There are striking differences however: There is little or no immunological cross-reactivity between IgY and mammalian IgG. IgY has a higher molecular weight due to an extra heavy chain constant domain, lacks a well-defined hinge region and has unique oligosaccharide sidechains1. It has been proposed that the extra domain (CH2) may be the evolutionary precursor to the mammalian IgG hinge region2. IgY is capable of mediating anaphylactic reactions, a function limited to IgE in mammals. In fact, other similarities between IgY and IgE (see Comparison of IgG, IgE, IgY and IgY (ΔFc) and Figure to the right), including similar intrachain disulphide bonding in their extra heavy chain domain, have led some to suggest that IgY is the ancestral molecule to both IgG and IgE3. Molecular genetic studies have confirmed this 4,5,6,7,8

References

Ohta M, Hamako J, Yamamoto S, Hatta H, Kim M, Yamamoto T, Oka S, Mizuochi T., Matsuura F., 1991, Structures of asparagine-linked oligosaccharides from hen egg-yolk antibody (IgY). Occurrence of unusual glucosylated oligo-mannose type oligosaccharides in a mature glycoprotein. Glycoconj J. 8:400-13.

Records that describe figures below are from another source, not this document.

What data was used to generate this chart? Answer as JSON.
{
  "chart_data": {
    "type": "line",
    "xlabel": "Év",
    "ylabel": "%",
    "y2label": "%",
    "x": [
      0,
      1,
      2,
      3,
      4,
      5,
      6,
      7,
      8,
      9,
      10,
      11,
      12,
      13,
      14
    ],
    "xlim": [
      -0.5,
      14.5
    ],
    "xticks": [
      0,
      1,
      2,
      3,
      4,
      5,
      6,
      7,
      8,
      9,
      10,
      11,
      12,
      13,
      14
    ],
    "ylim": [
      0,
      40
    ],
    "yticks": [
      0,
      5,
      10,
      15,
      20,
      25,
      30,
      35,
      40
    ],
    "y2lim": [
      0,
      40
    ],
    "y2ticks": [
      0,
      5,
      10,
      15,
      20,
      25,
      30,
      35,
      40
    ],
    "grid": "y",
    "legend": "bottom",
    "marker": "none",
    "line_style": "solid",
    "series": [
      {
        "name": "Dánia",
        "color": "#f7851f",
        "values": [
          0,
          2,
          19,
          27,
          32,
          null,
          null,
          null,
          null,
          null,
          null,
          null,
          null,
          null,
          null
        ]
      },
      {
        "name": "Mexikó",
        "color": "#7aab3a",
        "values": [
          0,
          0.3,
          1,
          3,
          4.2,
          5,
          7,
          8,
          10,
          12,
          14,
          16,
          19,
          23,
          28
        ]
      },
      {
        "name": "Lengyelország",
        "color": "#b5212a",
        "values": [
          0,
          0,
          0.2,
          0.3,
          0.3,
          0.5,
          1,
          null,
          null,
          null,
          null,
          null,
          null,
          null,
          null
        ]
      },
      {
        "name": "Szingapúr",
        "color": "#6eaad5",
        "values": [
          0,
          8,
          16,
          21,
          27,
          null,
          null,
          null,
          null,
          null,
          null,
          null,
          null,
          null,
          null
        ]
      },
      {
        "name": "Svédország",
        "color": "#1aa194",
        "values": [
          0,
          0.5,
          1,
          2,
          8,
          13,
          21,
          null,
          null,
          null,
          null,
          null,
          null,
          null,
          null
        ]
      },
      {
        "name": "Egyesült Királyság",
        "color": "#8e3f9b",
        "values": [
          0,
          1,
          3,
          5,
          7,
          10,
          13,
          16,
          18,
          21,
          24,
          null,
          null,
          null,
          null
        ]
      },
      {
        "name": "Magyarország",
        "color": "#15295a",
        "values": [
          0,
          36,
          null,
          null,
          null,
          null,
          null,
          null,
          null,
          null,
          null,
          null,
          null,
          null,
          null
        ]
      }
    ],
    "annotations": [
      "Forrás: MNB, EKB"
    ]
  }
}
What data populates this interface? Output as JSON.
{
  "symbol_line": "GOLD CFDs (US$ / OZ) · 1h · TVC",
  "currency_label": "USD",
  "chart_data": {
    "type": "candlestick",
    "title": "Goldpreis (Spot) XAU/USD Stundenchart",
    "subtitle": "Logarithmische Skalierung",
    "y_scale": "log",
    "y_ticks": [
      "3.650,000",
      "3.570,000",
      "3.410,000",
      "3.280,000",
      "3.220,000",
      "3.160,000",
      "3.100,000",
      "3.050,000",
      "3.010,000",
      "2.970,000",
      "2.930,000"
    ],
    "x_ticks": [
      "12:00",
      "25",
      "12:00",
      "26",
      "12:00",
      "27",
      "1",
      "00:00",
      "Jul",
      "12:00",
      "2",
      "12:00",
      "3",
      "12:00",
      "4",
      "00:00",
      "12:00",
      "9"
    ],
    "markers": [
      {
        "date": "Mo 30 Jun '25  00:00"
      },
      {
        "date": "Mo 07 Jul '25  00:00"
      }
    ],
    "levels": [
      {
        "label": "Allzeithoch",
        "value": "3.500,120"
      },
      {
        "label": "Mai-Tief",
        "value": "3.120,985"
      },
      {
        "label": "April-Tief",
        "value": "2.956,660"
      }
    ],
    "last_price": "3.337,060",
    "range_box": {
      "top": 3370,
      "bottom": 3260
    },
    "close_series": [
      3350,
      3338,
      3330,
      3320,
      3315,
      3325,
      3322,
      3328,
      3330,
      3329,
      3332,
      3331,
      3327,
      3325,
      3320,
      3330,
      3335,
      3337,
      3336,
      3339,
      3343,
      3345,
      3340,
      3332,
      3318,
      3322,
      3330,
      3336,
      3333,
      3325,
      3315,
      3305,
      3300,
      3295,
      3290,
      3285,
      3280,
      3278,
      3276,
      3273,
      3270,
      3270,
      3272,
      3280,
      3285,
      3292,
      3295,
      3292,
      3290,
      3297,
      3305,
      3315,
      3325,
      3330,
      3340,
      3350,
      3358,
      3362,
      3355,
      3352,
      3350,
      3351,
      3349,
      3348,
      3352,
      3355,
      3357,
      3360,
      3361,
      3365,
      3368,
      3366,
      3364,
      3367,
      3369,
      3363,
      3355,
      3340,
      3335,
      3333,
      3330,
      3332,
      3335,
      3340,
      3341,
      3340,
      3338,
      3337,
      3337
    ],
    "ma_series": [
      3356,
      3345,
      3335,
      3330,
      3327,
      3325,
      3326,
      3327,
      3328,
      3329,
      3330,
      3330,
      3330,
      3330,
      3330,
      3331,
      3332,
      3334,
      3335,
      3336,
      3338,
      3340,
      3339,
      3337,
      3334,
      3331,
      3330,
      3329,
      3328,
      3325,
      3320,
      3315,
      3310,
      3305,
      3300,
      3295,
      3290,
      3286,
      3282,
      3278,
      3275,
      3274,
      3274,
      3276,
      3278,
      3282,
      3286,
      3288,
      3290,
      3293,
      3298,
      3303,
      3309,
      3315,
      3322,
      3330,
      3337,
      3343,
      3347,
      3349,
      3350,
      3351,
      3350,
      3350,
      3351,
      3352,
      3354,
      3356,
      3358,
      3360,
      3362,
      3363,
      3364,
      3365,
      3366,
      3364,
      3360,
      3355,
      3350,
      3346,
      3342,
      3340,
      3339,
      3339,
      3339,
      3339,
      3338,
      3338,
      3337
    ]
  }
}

Putnam, F.W., Takahashi, N., Tetaert, D., Debuire, B. and Lin, C., 1980, Amino acid sequence of the first constant region of the delta heavy chain of human IgD. PNAS 78 : 6168-6172.

Warr, G.W., Magor, K.E. and D.A. Higgins, (1995) IgY : clues to the origins of modern antibodies. Immunology Today 16 :392–398.

Hedges, S.B. (2002) The origin and evolution of model organisms. Nat. Rev. Genet. 3 : 838-849.

Reisz, R.R. and Muller, J. (2004) Molecular timescales and the fossil record: a paleontological perspective. Trends Genet 20 : 237-241.

Bininda-Emonds, O.R., Cardillo, M., Jones, K.E., MacPhee, R.D., Beck, R.M., Grenyer, R., Price, S.A., Vos, R.A., Gittleman, J.L. and Purvis, A. (2007) The delayed rise of present-day mammals. Nature 446 : 507-512.

Vernersson, M., Aveskogh, M., and Hellman, L. (2004) Cloning of IgE from the echidna (Tachyglossus aculeatus) and a comparative analysis of epsilon chains from all three extant mammalian lineages. Dev. Comp. Immunol. 28 : 61-75.

Vernersson, M., Aveskogh, M. Munday, B., and Hellman, L. (2002), Evidence for an early appearance of modern post switch immunoglobulin isotypes in mammalian evolution (II), cloning of IgE, IgG1 and IgG2 from a monotreme, the duckbilled platypus, Ornithorhynchus anatinus. Eur. J. Immunol. 32 : 2145-2155.